Après un début bancal avec The Roost (2005), la carrière discrète de Ti West n’a pas manqué de témoigner de sa progressive nymphose. Maintenant sous l’égide du sacrosaint A24, le beau papillon de nuit a déployé ses ailes. Sorti en DVD et Blu-Ray chez KinoVista le 16 février 2023 et faisant suite à une présence timide dans les salles françaises, l’occasion est venue de (re)découvrir X, ce slasher sachant slasher.
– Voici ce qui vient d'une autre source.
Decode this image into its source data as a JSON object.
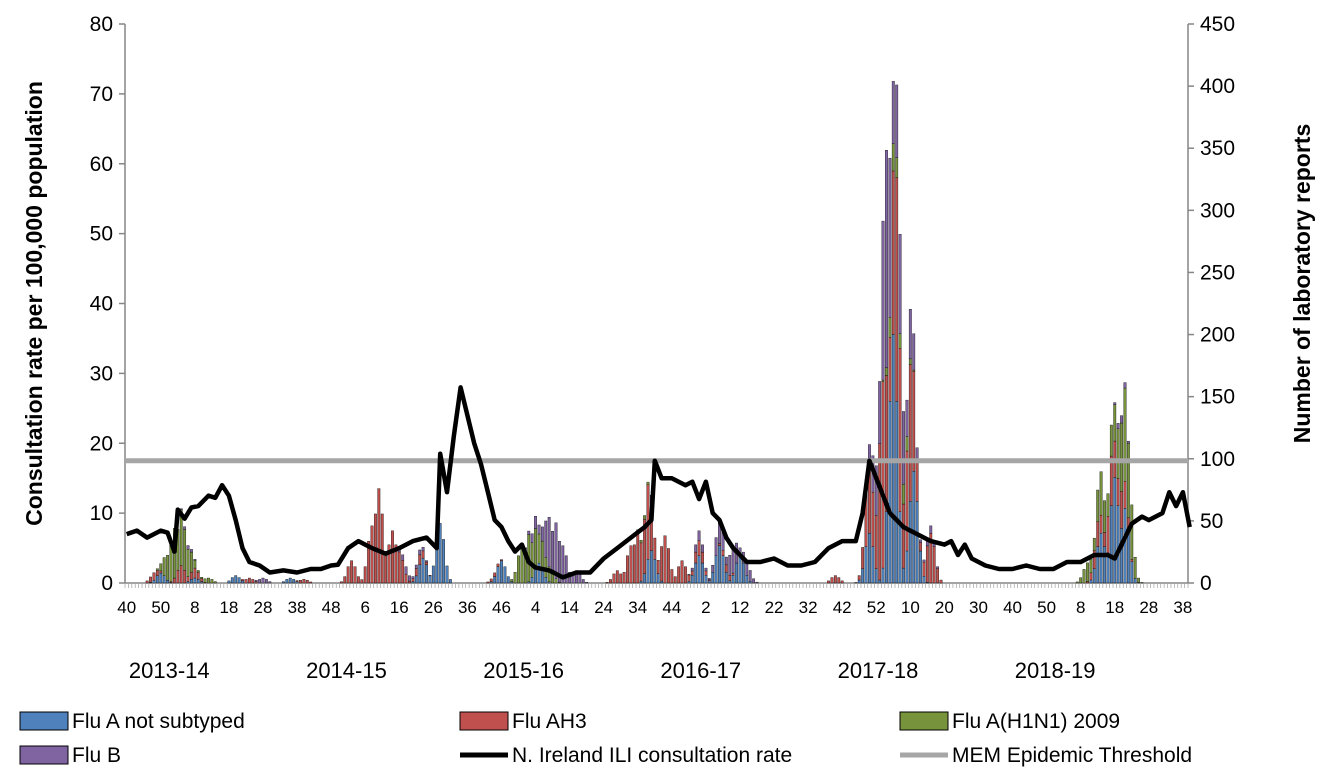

Il était une fois dans l’West
Le shérif arrive dans une vieille ferme texane. Il rencontre un premier cadavre à l’orée d’un chemin de dalles menant à la maison, qu’il emprunte pour atteindre le parvis, où deux autres l’attendent dans l’entrée. Son collègue l’accompagne vers la cave, dans laquelle il se soumet à une vision terrible que la caméra gardera pour plus tard, préférant faire un bond de 24 heures dans le passé. Par cette scène d’introduction assez courte, le réalisateur du film de chasse aux fantômes The Innkeepers (2011) leurre les esprits en ouvrant avec son slasher bourrin X une nouvelle chasse aux spectres…Flashback, 1979, Maxine (l’une des actrices), Wayne (le producteur), Bobby-Lyne (la seconde actrice), RJ (le réalisateur), Jackson (l’acteur), et Lorraine (l’ingé son), sont en route pour réaliser un film porno, Les Filles du fermier, dans la grange d’un couple octogénaire texan, Pearl et Howard. Jaloux de leur jeunesse, de leur appétence et compétences sexuelles, ils leur feront vivre une nuit cauchemardesque. X est donc un film de fantômes. Le carnage s’est déjà déroulé, le récit en fait la reconstitution, et par extension, l’autopsie d’un cinéma qui hante les salles comme le spectre d’un passé révolu, sans corps, désincarné, un drap flottant cachant l’invisible car il n’a plus rien à montrer. Les deux seniors sont ce cinéma ridé, désireux d’une jeunesse inatteignable, cherchant le nectar de jouvence dans le sang de leurs victimes ivres de jeunesse et de liberté, les films nouveaux et ambitieux donc, comme X. Le cinéma porno intervient alors comme incarnation symbolique d’un cinéma en dehors d’Hollywood et des grands studios, où les réalisateurs en herbe seraient à égalité, tout autant désireux d’assouvir leurs pulsions artistiques, comme RJ, s’inspirant de l’esthétique Nouvelle Vague pour tourner quelques plans à la station essence.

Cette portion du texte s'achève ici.